More time, more space, less stress, fewer expenses, more adventure, where should I go?
Moving first in your mind
There is a moment in the beginning of every expat’s preparatory journey. A moment after you’ve checked a bunch of countries’ exchange rates but before you’ve hit up the US State Department’s Travel Advisory site, when you think “wow, I could go anywhere!”
This of course, is not the case.
Not that you couldn’t or shouldn’t go anywhere, but that somewhere in this glob of beautiful languages and delicious cuisines, there is the best place for you to go now.
Perhaps the largest filter in your strainer is language. Are you interested in language emersion? If not, that greatly helps limit your destination to English-speaking countries. Are you interested in a language the the State Department rates as difficult (like Arabic) or easy (like Spanish)? A language that is spoken by many, or few?
Or perhaps language has little baring on your interests, so on to the next filter. Does a westernized locale with all the amenities that provides appeal to you, or is living in a vastly different cultural environment more your style?
Now continue a generalized, no-google-required filter. Do you want to be in the tropics? The mountains? A city? A village? Once you’ve narrowed down the general wish list, start looking at specific countries.
I chose Mexico. Is that the country for you as well? I’ve made a flow chart to help you decide:
Flow charts aside, you do your research. If you’re like me, this means staying up past your bedtime, awash in the glow of your laptop, testing how many windows Chrome will let you open at once. I first believed Costa Rica was the country for my family; Latin American, ecologically rich, yummy gallo pinto, maybe too touristy, but worth the trade-off for safety.
So why Mexico? It checked boxes that Costa Rica couldn’t. When moving abroad, I find these framework questions helpful, especially when debating between two desirable countries:
- Does saying aloud “I life in (X) county” make me smile?

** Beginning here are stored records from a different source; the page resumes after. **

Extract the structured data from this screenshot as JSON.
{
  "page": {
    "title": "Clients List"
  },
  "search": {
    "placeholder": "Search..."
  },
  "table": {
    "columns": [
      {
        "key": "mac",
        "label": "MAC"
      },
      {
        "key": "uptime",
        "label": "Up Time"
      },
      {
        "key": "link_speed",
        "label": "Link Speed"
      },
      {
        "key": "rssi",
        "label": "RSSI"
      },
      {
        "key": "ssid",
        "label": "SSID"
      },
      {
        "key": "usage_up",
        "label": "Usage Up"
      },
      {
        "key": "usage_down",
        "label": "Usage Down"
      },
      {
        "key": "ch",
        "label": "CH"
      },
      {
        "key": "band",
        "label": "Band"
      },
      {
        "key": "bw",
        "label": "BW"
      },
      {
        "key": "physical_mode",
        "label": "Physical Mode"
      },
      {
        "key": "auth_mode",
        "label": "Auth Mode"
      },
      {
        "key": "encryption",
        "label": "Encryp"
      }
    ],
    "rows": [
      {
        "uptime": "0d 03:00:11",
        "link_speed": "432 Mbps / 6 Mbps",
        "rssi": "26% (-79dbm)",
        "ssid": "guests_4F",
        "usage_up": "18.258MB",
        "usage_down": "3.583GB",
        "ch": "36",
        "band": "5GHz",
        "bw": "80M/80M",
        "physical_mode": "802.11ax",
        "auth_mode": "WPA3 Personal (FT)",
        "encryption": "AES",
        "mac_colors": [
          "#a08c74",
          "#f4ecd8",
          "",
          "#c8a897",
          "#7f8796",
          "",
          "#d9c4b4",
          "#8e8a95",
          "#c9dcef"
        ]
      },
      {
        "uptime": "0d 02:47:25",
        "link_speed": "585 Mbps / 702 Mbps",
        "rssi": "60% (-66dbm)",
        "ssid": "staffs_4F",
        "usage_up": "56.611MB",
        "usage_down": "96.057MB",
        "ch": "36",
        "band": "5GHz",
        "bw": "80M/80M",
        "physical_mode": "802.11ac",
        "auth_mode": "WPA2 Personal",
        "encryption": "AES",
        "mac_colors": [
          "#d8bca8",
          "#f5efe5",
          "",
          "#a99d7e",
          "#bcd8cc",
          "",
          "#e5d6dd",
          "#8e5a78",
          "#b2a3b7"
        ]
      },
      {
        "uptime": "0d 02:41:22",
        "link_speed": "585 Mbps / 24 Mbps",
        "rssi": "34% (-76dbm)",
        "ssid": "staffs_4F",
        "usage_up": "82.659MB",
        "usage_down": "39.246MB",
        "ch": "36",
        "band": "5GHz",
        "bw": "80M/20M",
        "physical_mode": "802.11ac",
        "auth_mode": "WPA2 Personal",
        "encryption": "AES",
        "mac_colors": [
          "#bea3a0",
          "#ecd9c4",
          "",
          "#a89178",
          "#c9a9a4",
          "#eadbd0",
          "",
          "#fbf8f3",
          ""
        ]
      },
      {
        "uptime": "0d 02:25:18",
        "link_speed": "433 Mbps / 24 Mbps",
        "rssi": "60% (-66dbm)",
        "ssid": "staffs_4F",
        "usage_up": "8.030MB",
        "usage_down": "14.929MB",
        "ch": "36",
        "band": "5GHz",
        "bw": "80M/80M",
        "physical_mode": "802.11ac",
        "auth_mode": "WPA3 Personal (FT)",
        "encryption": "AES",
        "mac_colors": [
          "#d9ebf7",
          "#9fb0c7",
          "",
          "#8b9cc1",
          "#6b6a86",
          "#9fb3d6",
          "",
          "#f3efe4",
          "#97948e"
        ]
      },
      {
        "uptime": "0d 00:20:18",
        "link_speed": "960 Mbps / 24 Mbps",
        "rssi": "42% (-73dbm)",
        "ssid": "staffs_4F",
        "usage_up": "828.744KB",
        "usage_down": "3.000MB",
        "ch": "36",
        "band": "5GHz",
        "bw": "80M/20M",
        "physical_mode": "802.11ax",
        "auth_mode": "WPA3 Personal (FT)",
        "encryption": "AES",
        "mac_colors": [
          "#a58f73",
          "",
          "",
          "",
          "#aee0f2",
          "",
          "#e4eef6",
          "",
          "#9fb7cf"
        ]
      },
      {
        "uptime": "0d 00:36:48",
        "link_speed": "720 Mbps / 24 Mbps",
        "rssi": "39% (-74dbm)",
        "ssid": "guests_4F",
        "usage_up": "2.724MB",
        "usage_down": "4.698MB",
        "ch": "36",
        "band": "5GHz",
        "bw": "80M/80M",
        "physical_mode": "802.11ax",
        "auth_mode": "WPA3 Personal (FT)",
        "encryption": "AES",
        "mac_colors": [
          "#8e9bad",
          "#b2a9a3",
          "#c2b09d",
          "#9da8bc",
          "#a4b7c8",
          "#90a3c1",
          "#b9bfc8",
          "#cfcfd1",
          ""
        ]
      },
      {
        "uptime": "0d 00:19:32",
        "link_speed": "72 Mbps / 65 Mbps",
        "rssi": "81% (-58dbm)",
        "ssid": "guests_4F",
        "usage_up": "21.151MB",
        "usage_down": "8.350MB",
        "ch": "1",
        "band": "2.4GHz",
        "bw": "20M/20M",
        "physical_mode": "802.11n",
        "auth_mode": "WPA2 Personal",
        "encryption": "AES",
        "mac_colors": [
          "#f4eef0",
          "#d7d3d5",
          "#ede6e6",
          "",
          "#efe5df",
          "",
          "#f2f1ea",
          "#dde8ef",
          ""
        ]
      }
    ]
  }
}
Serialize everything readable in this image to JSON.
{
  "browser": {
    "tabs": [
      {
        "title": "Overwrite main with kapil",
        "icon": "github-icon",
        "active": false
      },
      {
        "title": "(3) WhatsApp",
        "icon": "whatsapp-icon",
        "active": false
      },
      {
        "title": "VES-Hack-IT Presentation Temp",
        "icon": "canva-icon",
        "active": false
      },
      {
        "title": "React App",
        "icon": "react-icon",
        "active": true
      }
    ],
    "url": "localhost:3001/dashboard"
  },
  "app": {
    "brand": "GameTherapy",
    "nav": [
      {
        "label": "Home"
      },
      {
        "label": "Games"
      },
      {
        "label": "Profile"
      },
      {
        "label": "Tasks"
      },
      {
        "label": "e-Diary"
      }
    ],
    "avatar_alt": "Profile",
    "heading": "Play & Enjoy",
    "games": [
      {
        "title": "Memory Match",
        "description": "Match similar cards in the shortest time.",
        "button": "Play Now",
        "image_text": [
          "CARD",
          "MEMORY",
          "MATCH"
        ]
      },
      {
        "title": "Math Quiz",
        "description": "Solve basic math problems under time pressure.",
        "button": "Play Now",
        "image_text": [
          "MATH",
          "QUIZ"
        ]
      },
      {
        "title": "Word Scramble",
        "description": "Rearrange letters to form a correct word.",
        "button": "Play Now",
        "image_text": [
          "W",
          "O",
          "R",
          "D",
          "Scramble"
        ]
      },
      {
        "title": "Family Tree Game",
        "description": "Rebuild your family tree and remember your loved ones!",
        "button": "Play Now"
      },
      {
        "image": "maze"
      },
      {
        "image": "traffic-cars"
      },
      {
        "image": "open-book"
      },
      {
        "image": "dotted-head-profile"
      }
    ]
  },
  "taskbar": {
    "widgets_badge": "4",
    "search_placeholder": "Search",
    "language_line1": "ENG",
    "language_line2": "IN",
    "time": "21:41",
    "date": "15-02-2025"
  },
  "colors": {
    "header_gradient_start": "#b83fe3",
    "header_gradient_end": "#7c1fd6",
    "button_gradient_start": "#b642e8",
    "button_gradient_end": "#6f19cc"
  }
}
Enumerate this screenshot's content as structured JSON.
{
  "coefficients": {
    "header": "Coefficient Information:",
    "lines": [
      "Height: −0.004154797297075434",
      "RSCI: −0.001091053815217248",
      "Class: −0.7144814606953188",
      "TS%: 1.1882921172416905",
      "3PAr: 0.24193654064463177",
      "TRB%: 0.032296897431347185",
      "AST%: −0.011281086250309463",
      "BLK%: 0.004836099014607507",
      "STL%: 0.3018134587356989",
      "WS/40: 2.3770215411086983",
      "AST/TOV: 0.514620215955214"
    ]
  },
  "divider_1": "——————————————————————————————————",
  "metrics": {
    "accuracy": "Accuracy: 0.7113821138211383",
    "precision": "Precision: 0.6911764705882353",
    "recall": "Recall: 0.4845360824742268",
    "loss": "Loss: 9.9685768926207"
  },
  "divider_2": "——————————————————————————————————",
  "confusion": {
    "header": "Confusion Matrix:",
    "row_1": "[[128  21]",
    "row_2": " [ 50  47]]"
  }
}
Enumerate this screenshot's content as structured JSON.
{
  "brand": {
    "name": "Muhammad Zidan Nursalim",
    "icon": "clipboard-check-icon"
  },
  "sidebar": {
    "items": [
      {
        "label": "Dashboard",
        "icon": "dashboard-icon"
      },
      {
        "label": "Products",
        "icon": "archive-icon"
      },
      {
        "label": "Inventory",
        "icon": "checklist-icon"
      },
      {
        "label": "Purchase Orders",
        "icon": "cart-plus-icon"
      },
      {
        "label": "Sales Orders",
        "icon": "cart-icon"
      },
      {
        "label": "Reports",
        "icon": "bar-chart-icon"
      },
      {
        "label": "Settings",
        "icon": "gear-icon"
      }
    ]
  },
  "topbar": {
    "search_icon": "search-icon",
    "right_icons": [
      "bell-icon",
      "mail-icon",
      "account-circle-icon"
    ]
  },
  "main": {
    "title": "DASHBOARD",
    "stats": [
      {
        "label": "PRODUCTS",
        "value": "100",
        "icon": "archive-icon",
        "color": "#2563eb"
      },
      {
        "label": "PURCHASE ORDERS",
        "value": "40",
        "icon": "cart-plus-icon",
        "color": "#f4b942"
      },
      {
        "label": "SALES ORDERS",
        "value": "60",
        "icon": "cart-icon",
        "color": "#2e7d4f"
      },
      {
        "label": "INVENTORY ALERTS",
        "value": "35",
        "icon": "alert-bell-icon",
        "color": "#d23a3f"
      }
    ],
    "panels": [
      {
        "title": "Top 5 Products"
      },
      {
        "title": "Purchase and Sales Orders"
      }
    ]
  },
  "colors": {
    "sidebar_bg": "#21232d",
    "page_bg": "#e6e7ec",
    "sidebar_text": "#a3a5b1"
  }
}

- How many hours in a plane is it back to my home country?
- Can I afford to live there? Or more specifically, can I afford the lifestyle I want there?
- Is it a place friends and family will visit me if I want them to?
- Would this place feel like a vacation or a home?
- Am I challenging myself enough? Or too much?
And if you have kids you can add….
- Are there schools or childcare options that work for me?
- Are there pediatricians that meet my needs?
- will my kids smile when they get to our new home?
Once you’ve answered these questions, the nitty gritty research begins.
Back in San Francisco, as I was gleefully clicking through Trip Advisor accounts of various waterfalls, and blogs about hiking the cloud forest, I came across the term border run. What is a border run you ask? It means crossing the border (in Costa Rica’s case every 90 days) in order to renew your Tourist Visa.
Two kids, carseats, stroller, diaper bang and at least one suitcase across the border every two months?? “What a great excuse to explore the neighboring countries” the optimist within me chirped. “I’d rather sit on a chair of thumbtacks every two months” my realist shouted back.
If you’re thinking of moving abroad, visa viability is a big concern. Mexico’s visa process was much more amenable to our life situation. Unlike other Latin countries, you can get a visa even if you’re not a retiree (Pensionado) or don’t own property. And if you choose to live on a tourist visa and do border runs (which I do not recommend), at least you get 180 days. The irony of Americans doing border runs to stay legally documented in Mexico is not lost on me.
Interested in visas? let me know and I’ll do a post on the topic.
Of course Mexico had far more appeal than just legal practicality. Mexico is massive. Imagine a foreigner moving to Florida and saying they understand US life. What about NYC? What about Rural Wyoming? You cannot box Mexico into one ecological, social or culinary experience. The ability to travel the country, to transition climates and cultures really appealed to me. The proximity to the US (4.5 hours direct to the Bay Area) was a selling point too.
But mostly, as a native of Southern California, I felt like Mexico was a neighbor I needed to know better. After all, I was born on what was once Mexican soil.
Still not sure where to go? This may sound too “vision-board-y” but do it anyway. Make yourself a list of words that currently represent your life (e.g. fast, convenient, fun, repetitive) and a list of words you want to represent your life. Do you see a pattern? A theme? I’m guessing you do. Somewhere on this planet is the best place for the life you want now.